Williams is a 6’8″ combo forward who can do a little bit of everything offensively. He’s a very good pick and role player who can either pick or pop. He only shot 33.3% from the 3-point line in his only season at Florida State, but just from the way Williams plays, I’d bet that continues to extend his range at the next level.
Williams is also a very smart cutter. He knows when to slide into an open zone. He’s a very good passer from the forward position.
He’s not going to force anything offensively that isn’t there. Obviously that could change when the game speeds up. Defensively, he might be limited to just guarding power forwards.
He’s such a good fit for Minnesota because of his ability to do a little bit of everything. He plays really good off-ball defense and does all of the little things on both ends. With players like Karl-Anthony Towns and D’Angelo Russell, that extra effort defensively is really needed for the Timberwolves. That’s something that someone like Williams, along with Green who we just talked about, can bring.

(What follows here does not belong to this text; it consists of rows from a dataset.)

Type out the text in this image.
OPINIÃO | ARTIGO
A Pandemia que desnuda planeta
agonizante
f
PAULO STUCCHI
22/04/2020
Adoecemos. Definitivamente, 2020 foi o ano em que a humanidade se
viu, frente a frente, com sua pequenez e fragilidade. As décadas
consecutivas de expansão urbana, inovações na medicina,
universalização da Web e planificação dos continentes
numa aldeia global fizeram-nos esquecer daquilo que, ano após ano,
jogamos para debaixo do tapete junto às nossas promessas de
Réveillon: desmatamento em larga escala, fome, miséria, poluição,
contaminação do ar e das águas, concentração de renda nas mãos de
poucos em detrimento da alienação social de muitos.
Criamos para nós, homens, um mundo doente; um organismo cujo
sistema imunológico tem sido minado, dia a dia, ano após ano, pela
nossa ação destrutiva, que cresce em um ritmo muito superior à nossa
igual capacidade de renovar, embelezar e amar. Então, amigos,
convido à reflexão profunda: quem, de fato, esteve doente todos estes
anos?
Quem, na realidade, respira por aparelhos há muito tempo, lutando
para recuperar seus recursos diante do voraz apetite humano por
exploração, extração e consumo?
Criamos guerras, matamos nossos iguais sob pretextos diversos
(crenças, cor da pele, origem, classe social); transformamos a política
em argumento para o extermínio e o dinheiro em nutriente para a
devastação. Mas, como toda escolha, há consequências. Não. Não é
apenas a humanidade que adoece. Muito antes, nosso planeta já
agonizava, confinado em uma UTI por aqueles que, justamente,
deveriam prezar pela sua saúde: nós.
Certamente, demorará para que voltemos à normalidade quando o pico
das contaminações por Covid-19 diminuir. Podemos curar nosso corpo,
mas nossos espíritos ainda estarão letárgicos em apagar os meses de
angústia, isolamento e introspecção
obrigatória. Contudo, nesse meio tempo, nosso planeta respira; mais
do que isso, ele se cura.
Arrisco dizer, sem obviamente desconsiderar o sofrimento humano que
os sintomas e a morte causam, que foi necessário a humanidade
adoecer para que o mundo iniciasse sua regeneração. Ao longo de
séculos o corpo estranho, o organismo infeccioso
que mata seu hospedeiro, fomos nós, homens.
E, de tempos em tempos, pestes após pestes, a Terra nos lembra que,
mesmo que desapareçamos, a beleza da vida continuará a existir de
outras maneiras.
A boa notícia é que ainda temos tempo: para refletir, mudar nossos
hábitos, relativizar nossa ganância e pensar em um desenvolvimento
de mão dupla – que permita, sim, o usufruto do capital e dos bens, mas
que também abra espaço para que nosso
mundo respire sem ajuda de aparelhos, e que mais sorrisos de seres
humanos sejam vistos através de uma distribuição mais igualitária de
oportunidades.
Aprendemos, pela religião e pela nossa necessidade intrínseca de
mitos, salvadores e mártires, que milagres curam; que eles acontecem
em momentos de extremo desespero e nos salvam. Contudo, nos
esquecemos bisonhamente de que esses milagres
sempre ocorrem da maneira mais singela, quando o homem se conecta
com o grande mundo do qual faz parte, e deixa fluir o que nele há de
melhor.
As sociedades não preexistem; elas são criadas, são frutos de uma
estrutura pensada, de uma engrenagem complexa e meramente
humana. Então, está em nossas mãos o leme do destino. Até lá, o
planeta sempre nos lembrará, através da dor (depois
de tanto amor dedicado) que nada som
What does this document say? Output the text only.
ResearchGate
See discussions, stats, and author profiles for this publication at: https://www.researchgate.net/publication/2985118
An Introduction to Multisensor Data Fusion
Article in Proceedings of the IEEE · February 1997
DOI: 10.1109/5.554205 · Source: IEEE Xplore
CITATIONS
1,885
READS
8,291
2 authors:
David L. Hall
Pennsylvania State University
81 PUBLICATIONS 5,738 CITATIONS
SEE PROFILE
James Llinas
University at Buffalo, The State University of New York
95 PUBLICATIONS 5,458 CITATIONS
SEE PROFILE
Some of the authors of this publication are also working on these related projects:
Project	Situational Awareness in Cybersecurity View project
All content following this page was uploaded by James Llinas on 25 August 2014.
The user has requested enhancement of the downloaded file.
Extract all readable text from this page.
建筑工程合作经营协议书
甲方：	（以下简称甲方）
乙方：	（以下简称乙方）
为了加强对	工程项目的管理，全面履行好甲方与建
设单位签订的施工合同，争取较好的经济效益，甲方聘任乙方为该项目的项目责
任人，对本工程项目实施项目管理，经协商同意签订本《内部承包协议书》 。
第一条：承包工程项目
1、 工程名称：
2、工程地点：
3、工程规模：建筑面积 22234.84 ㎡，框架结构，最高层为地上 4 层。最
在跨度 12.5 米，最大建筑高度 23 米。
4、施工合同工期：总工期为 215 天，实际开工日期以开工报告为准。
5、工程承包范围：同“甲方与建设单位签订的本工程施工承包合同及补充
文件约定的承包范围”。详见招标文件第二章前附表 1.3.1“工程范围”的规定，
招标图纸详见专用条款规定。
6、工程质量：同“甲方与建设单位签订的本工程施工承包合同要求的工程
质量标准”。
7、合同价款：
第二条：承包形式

Jalen Smith, PF/C, Maryland
Smith is a 6’10″ power forward. At the pro level, he’ll be a forward/center combo given his height, but he’ll need to add some strength if he wants to bang with the bigs of the NBA.
Offensively, Smith is really good at rolling to the basket, and I’d be surprised if his 37% from the 3-point line doesn’t eventually translate to the next level. Smith has a really nice offensive game.
He’s not the best defender, but he averaged 2.4 blocks in 31 minutes per game — that’s something.
Smith is a fun fit for Minnesota’s second unit given his scoring ability and his ability to run the floor. He might be limited in some aspects like posting up and facing up, but he fits really nicely with Ryan Saunders’ fast-paced offense.